HSV-1 is one of the leading causes of blindness. It is transmitted through body fluids and infects the mouth and eyes. Certain antiviral drugs can eliminate the virus in the eye, but inflammation of the cornea can persist indefinitely.
Scientists have not been able to discern why this tissue becomes inflamed after trauma or infection. Immune cells, which travel throughout the body in blood, need to be present for an inflammatory response to occur.
“We wanted to know why there is still inflammation even after the virus is gone from the eye,” said lead researcher Deepak Shukla, the Marion Schenk Professor of Ophthalmology and professor of microbiology and immunology in the UIC College of Medicine. “We thought that there must be a factor or molecule already in the eye that the virus influences in some way, and that molecule helps tip the balance in the cornea towards inflammation.”
His team sifted through human corneal cells infected with HSV-1 and found an enzyme called heparanase that can activate in cells just after infection and remain upregulated for an extended period.
This enzyme normally exists in cells throughout the body and in the cornea at low levels where it works to regulates levels of heparan sulfate, which is a type of generic cell membrane receptor, according to a university statement.
“Lots of things bind to heparan sulfate to trigger various cellular responses, but when active heparanase levels are high, the receptors become degraded, so bound molecules are released and can cause damage to the local tissues,” said Alex Agelidis, a co-investigator on this study and a graduate student at the University’s College of Medicine.

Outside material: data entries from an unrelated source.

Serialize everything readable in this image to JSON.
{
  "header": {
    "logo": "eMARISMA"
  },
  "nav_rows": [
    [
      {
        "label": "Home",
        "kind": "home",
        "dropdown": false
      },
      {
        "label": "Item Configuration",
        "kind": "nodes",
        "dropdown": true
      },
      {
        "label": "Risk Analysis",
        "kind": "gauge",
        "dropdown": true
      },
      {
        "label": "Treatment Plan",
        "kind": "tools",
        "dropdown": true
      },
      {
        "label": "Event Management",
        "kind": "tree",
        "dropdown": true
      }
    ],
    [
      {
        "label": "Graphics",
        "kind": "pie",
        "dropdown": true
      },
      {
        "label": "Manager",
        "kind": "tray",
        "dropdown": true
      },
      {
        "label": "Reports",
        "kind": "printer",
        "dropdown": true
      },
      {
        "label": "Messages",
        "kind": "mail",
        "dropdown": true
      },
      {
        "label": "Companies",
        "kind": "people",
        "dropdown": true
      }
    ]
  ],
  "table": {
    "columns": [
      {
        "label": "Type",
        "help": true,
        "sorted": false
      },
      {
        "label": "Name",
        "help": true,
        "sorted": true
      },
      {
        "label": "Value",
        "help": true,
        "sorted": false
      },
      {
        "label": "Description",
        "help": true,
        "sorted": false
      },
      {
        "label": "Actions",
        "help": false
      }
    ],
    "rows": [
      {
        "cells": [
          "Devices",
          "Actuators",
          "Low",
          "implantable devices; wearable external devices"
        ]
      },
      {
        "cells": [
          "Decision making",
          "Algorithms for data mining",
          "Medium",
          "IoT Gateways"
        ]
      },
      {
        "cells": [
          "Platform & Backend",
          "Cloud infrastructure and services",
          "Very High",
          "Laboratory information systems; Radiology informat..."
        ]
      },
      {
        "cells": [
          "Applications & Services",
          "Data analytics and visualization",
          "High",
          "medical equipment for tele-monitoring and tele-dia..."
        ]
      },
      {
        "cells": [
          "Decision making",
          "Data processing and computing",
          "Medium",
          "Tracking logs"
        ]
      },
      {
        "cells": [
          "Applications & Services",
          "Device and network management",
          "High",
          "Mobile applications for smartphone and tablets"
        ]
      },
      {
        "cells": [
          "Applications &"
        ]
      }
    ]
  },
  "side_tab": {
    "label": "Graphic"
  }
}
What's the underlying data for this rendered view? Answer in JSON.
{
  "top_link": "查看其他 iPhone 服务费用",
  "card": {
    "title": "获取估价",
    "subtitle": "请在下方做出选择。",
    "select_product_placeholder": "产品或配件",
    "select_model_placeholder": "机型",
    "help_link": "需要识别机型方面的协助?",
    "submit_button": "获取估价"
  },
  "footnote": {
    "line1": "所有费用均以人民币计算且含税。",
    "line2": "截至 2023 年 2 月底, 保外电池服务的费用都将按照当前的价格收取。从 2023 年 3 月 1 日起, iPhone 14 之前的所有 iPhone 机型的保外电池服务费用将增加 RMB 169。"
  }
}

Essentially, highly active heparanase levels can make certain molecules that could normally bind to haparan sulfate end up damaging junctions between cells. This ends up making tissues leaky and permeable to blood and accessible to immune cells.
Also, the enzyme can promote inflammation through the production of pro-inflammatory molecules in corneal cells.
Inducing the elevated levels of heparanase in the corneas made small lesions grow larger and not heal easily. Yet, adding a heparanase blocker to similar lesions developed in cell and tissue cultures triggered a fast, complete healing process.
Ultimately, these findings suggested the enzyme could play a key role in other inflammatory disorders like dry eye disease. Shukla noted that a drug designed to block heparanase could create a novel therapy for long-term inflammation associated with HSV-1 infection.